Žugec Ivan, Hadži Veljković Tin, Alducin Maite, Juaristi J Iñaki
Centro de Física de Materiales CFM/MPC, CSIC-UPV/EHU, Paseo Manuel de Lardizabal 5, Donostia-San Sebastián 20018, Spain.
Departamento de Polímetros y Materiales Avanzados: Física, Química y Tecnología, Facultad de Química (UPV/EHU), Apartado 1072, Donostia-San Sebastián 20080, Spain.
J Chem Inf Model. 2025 Aug 11;65(15):8033-8041. doi: 10.1021/acs.jcim.5c01180. Epub 2025 Jul 22.

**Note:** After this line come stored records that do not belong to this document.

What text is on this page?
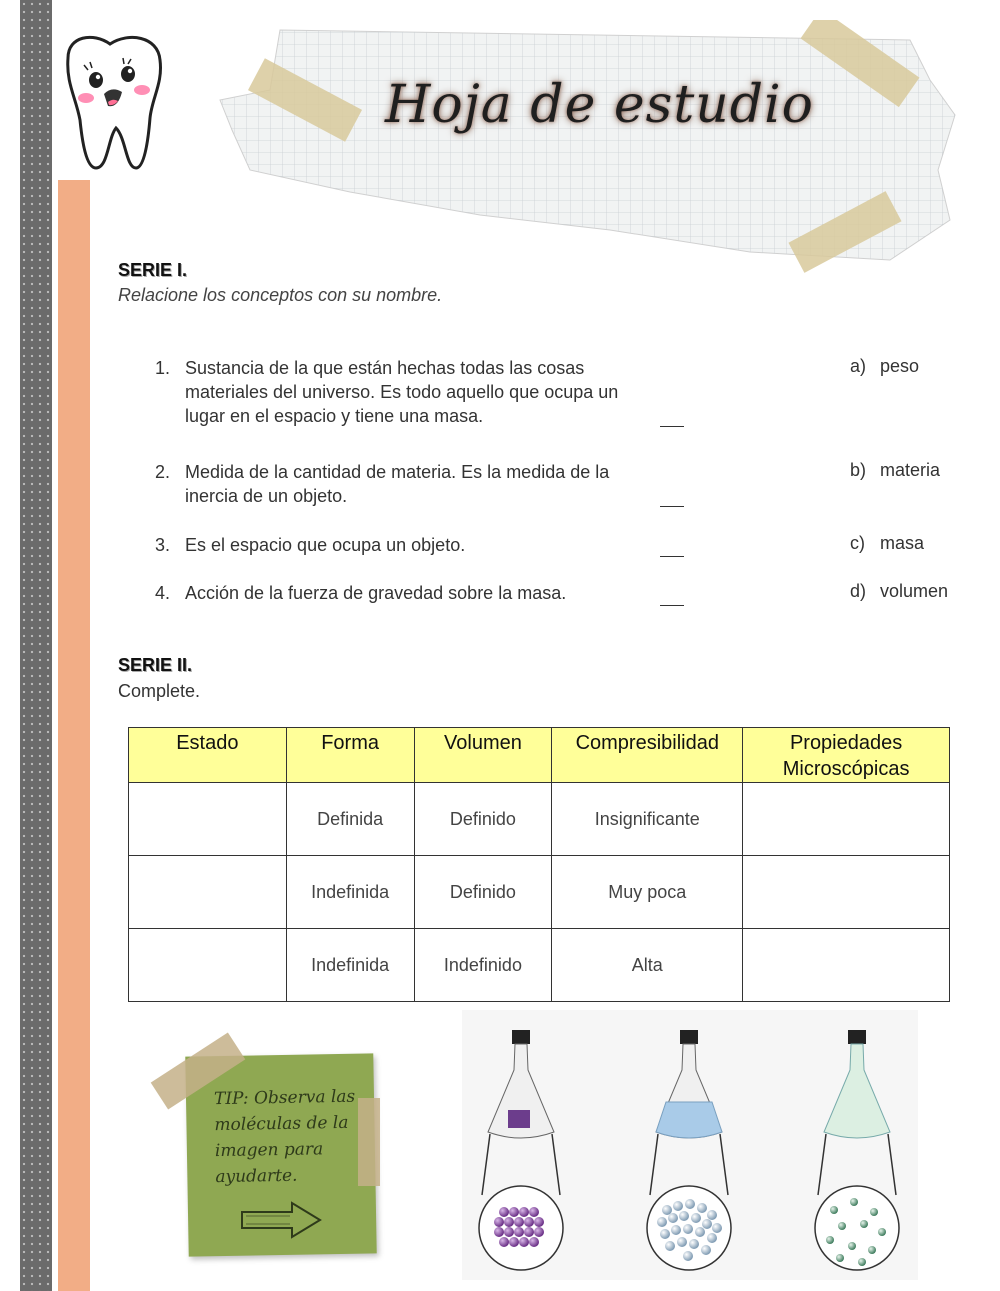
Hoja de estudio
SERIE I.
Relacione los conceptos con su nombre.
1. Sustancia de la que están hechas todas las cosas materiales del universo. Es todo aquello que ocupa un lugar en el espacio y tiene una masa.
2. Medida de la cantidad de materia. Es la medida de la inercia de un objeto.
3. Es el espacio que ocupa un objeto.
4. Acción de la fuerza de gravedad sobre la masa.
a) peso
b) materia
c) masa
d) volumen
SERIE II.
Complete.
Estado	Forma	Volumen	Compresibilidad	Propiedades Microscópicas
	Definida	Definido	Insignificante	
	Indefinida	Definido	Muy poca	
	Indefinida	Indefinido	Alta	
TIP: Observa las moléculas de la imagen para ayudarte.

Molecular dynamics (MD) simulations are vital for exploring complex systems in computational physics and chemistry. While machine learning methods dramatically reduce computational costs relative to ab initio methods, their accuracy in long-lasting simulations remains limited. Here we propose dynamic training (DT), a method designed to enhance accuracy of a model over extended MD simulations. Applying DT to an equivariant graph neural network (EGNN) on the challenging system of a hydrogen molecule interacting with a palladium cluster anchored to a graphene vacancy demonstrates a superior prediction accuracy compared to conventional approaches. Crucially, the DT architecture-independent design ensures its applicability across diverse machine learning potentials, making it a practical tool for advancing MD simulations.
分子动力学(MD)模拟对于在计算物理和化学中探索复杂系统至关重要。虽然机器学习方法相对于从头算方法大大降低了计算成本,但其在长时间模拟中的准确性仍然有限。在这里,我们提出了动态训练(DT),这是一种旨在提高模型在扩展MD模拟中的准确性的方法。将DT应用于一个具有挑战性的系统——氢分子与锚定在石墨烯空位上的钯簇相互作用,在一个等变图神经网络(EGNN)上的实验表明,与传统方法相比,它具有更高的预测准确性。至关重要的是,DT与架构无关的设计确保了它在各种机器学习势中的适用性,使其成为推进MD模拟的实用工具。